One more local tip. The historic spice-trading hall itself is a great place to taste before you buy. Wander the Spice Bazaar in Eminönü, where reputable stalls will hand you slivers of different lokum to try, though prices there run a touch higher than a neighbourhood shop. Taste first, then commit to a box.

How much does Turkish delight cost in Istanbul?

At the well-known historic shops, expect roughly 1,000 to 1,500 TL per kilo for good lokum as of mid-2026, which works out to around 30 to 50 US dollars a kilo. Premium double-roasted pistachio and saffron varieties sit at the top of that range or above.

That price gap between a Hacı Bekir and a random Sultanahmet stall is not just branding. The historic houses control their sugar, use real nuts and keep the texture consistent batch after batch. For a gift you want to be proud of, the extra lira is money well spent.
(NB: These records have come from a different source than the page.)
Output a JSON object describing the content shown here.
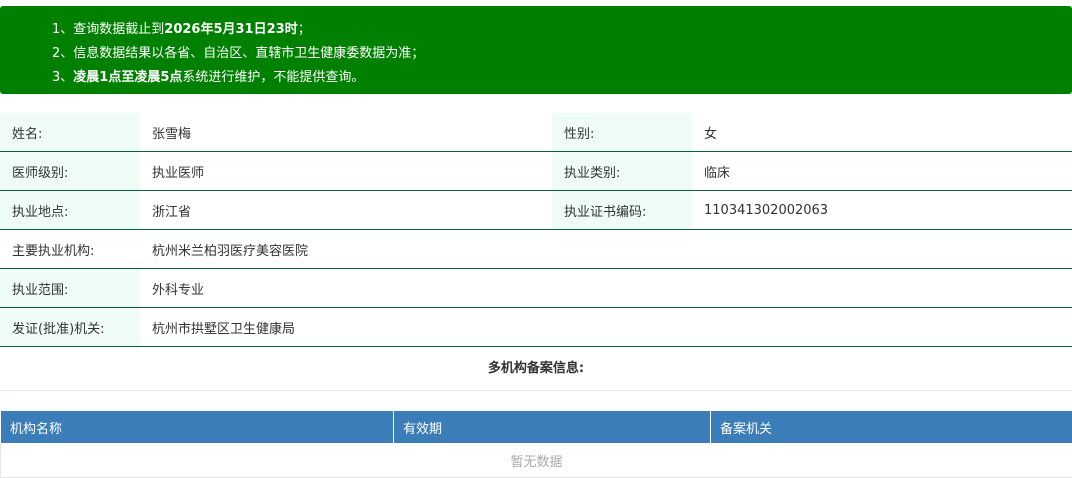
{
  "notice": {
    "line1_prefix": "1、查询数据截止到",
    "line1_bold": "2026年5月31日23时",
    "line1_suffix": "；",
    "line2": "2、信息数据结果以各省、自治区、直辖市卫生健康委数据为准；",
    "line3_prefix": "3、",
    "line3_bold": "凌晨1点至凌晨5点",
    "line3_suffix": "系统进行维护，不能提供查询。",
    "background_color": "#008000"
  },
  "info": {
    "name_label": "姓名:",
    "name_value": "张雪梅",
    "gender_label": "性别:",
    "gender_value": "女",
    "level_label": "医师级别:",
    "level_value": "执业医师",
    "category_label": "执业类别:",
    "category_value": "临床",
    "location_label": "执业地点:",
    "location_value": "浙江省",
    "cert_label": "执业证书编码:",
    "cert_value": "110341302002063",
    "institution_label": "主要执业机构:",
    "institution_value": "杭州米兰柏羽医疗美容医院",
    "scope_label": "执业范围:",
    "scope_value": "外科专业",
    "authority_label": "发证(批准)机关:",
    "authority_value": "杭州市拱墅区卫生健康局",
    "label_bg_color": "#f0fdf6",
    "border_color": "#0b5e4a"
  },
  "multi_org": {
    "title": "多机构备案信息:",
    "columns": [
      "机构名称",
      "有效期",
      "备案机关"
    ],
    "empty_text": "暂无数据",
    "header_color": "#3a7db9"
  }
}
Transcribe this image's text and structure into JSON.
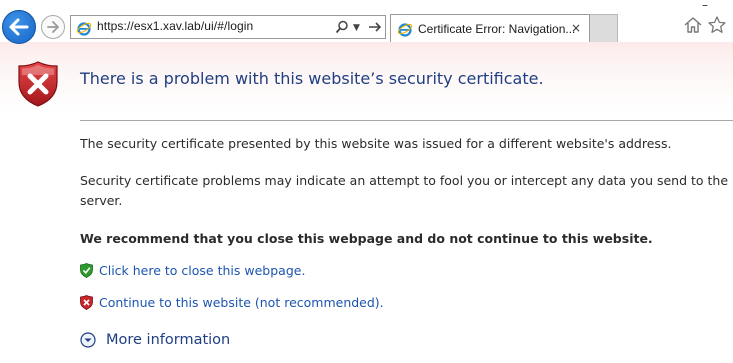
{
  "browser": {
    "address_url": "https://esx1.xav.lab/ui/#/login",
    "tab_title": "Certificate Error: Navigation...",
    "tab_close": "×",
    "minimize": "–",
    "icons": [
      "back-arrow-icon",
      "forward-arrow-icon",
      "ie-logo-icon",
      "search-icon",
      "dropdown-arrow-icon",
      "go-arrow-icon",
      "home-icon",
      "favorites-star-icon"
    ]
  },
  "content": {
    "headline": "There is a problem with this website’s security certificate.",
    "paragraph1": "The security certificate presented by this website was issued for a different website's address.",
    "paragraph2": "Security certificate problems may indicate an attempt to fool you or intercept any data you send to the server.",
    "recommendation": "We recommend that you close this webpage and do not continue to this website.",
    "close_link": "Click here to close this webpage.",
    "continue_link": "Continue to this website (not recommended).",
    "more_info": "More information",
    "icons": [
      "error-shield-icon",
      "green-shield-icon",
      "red-shield-icon",
      "expand-chevron-icon"
    ]
  },
  "colors": {
    "headline": "#1f3f82",
    "link": "#1c55b0",
    "error_red": "#c8262a",
    "ok_green": "#2e9a2e",
    "back_button": "#1e74d6"
  }
}
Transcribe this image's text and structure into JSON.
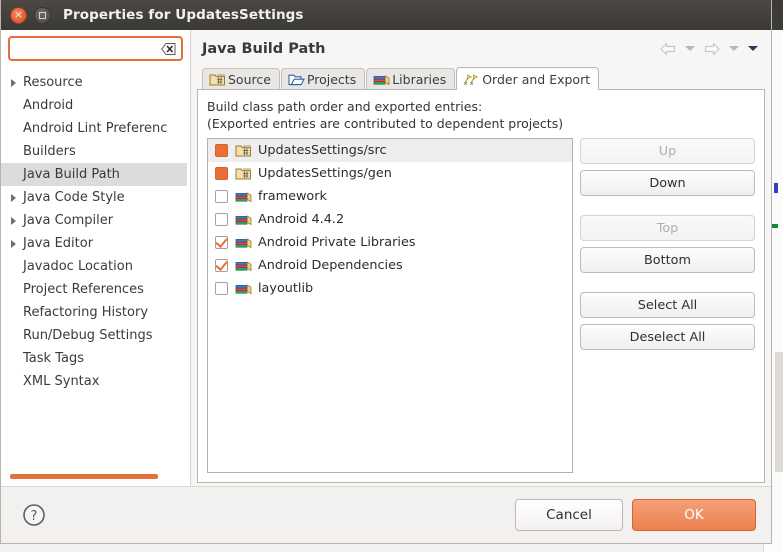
{
  "window": {
    "title": "Properties for UpdatesSettings",
    "close_label": "Close",
    "maximize_label": "Maximize"
  },
  "search": {
    "value": "",
    "placeholder": "",
    "clear_icon": "clear-text-icon"
  },
  "sidebar": {
    "items": [
      {
        "label": "Resource",
        "expandable": true,
        "selected": false
      },
      {
        "label": "Android",
        "expandable": false,
        "selected": false
      },
      {
        "label": "Android Lint Preferenc",
        "expandable": false,
        "selected": false
      },
      {
        "label": "Builders",
        "expandable": false,
        "selected": false
      },
      {
        "label": "Java Build Path",
        "expandable": false,
        "selected": true
      },
      {
        "label": "Java Code Style",
        "expandable": true,
        "selected": false
      },
      {
        "label": "Java Compiler",
        "expandable": true,
        "selected": false
      },
      {
        "label": "Java Editor",
        "expandable": true,
        "selected": false
      },
      {
        "label": "Javadoc Location",
        "expandable": false,
        "selected": false
      },
      {
        "label": "Project References",
        "expandable": false,
        "selected": false
      },
      {
        "label": "Refactoring History",
        "expandable": false,
        "selected": false
      },
      {
        "label": "Run/Debug Settings",
        "expandable": false,
        "selected": false
      },
      {
        "label": "Task Tags",
        "expandable": false,
        "selected": false
      },
      {
        "label": "XML Syntax",
        "expandable": false,
        "selected": false
      }
    ]
  },
  "page": {
    "title": "Java Build Path",
    "nav": {
      "back_icon": "back-arrow-icon",
      "back_menu_icon": "chevron-down-icon",
      "forward_icon": "forward-arrow-icon",
      "forward_menu_icon": "chevron-down-icon",
      "view_menu_icon": "chevron-down-icon"
    }
  },
  "tabs": [
    {
      "label": "Source",
      "icon": "source-folder-icon",
      "active": false
    },
    {
      "label": "Projects",
      "icon": "projects-folder-icon",
      "active": false
    },
    {
      "label": "Libraries",
      "icon": "libraries-books-icon",
      "active": false
    },
    {
      "label": "Order and Export",
      "icon": "order-export-icon",
      "active": true
    }
  ],
  "panel": {
    "description_line1": "Build class path order and exported entries:",
    "description_line2": "(Exported entries are contributed to dependent projects)",
    "entries": [
      {
        "label": "UpdatesSettings/src",
        "icon": "source-folder-icon",
        "check_state": "filled",
        "selected": true
      },
      {
        "label": "UpdatesSettings/gen",
        "icon": "source-folder-icon",
        "check_state": "filled",
        "selected": false
      },
      {
        "label": "framework",
        "icon": "libraries-books-icon",
        "check_state": "unchecked",
        "selected": false
      },
      {
        "label": "Android 4.4.2",
        "icon": "libraries-books-icon",
        "check_state": "unchecked",
        "selected": false
      },
      {
        "label": "Android Private Libraries",
        "icon": "libraries-books-icon",
        "check_state": "checked",
        "selected": false
      },
      {
        "label": "Android Dependencies",
        "icon": "libraries-books-icon",
        "check_state": "checked",
        "selected": false
      },
      {
        "label": "layoutlib",
        "icon": "libraries-books-icon",
        "check_state": "unchecked",
        "selected": false
      }
    ],
    "buttons": [
      {
        "label": "Up",
        "enabled": false,
        "gap": false
      },
      {
        "label": "Down",
        "enabled": true,
        "gap": false
      },
      {
        "label": "Top",
        "enabled": false,
        "gap": true
      },
      {
        "label": "Bottom",
        "enabled": true,
        "gap": false
      },
      {
        "label": "Select All",
        "enabled": true,
        "gap": true
      },
      {
        "label": "Deselect All",
        "enabled": true,
        "gap": false
      }
    ]
  },
  "footer": {
    "help_icon": "help-question-icon",
    "cancel_label": "Cancel",
    "ok_label": "OK"
  },
  "colors": {
    "accent_orange": "#ea6e35",
    "ok_button": "#ec8050",
    "titlebar": "#3b3936",
    "selection_grey": "#dcdcdc"
  }
}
For a snack to eat this afternoon, a supermarket box of Koska does the job for far less.

Buy by weight and start small. A quarter or half kilo of mixed flavours is plenty to share and easy to carry. Ask them to vacuum-pack or box it properly if it is flying home in summer, because heat makes the pieces sweat and clump.

Is Turkish delight a good souvenir to bring home?

Yes, properly packed lokum is one of the best edible souvenirs from Istanbul: light, long-lasting and unmistakably Turkish. Sealed boxes from the historic shops keep for weeks and clear customs in most countries without fuss, since it is a shelf-stable sugar sweet.

An open decorative gift box of assorted Turkish delight ready to take home

Pair it thoughtfully and it becomes a whole gift. A box of pistachio lokum, a bag of loose black Turkish tea and a set of tulip tea glasses make a lovely little hamper of Turkey for people back home. If you would rather branch out, our roundups of other Turkish desserts worth trying and the best baklava in Istanbul cover the rest of the sweet table, and there are plenty more smart souvenirs to bring back from Istanbul beyond the sugar aisle.

Frequently asked questions about Turkish delight

What is Turkish delight made of? Sugar, water and cornstarch, cooked slowly until they set into a soft gel, then flavoured and cut. Nuts like pistachio, hazelnut and walnut are folded in, and floral or fruit flavourings such as rose, lemon and pomegranate are common. Good lokum contains no gelatine, so most types are suitable for vegetarians.

Is Turkish delight very sweet? Quality lokum is only gently sweet, with the powdered-sugar coating doing most of the obvious sweetness. The cheap tourist versions are far sweeter and stickier. If you have found Turkish delight cloying before, it was probably the mass-market kind. Try a piece of double-roasted pistachio from a historic shop and you may change your mind.

Does Turkish delight need refrigerating? No. It is shelf-stable and keeps for weeks at room temperature in a sealed box, which is what makes it such a practical gift. Just keep it out of direct heat and sun, because a hot suitcase will make the pieces sweat and stick together. Once opened, an airtight container keeps it fresh.

What is the difference between lokum and baklava? They are completely different sweets. Lokum is a soft, chewy sugar-and-starch gel, while baklava is layers of flaky filo pastry soaked in syrup and packed with nuts. Lokum travels well and is eaten as a little bite with coffee, whereas baklava is best fresh and is closer to a proper dessert.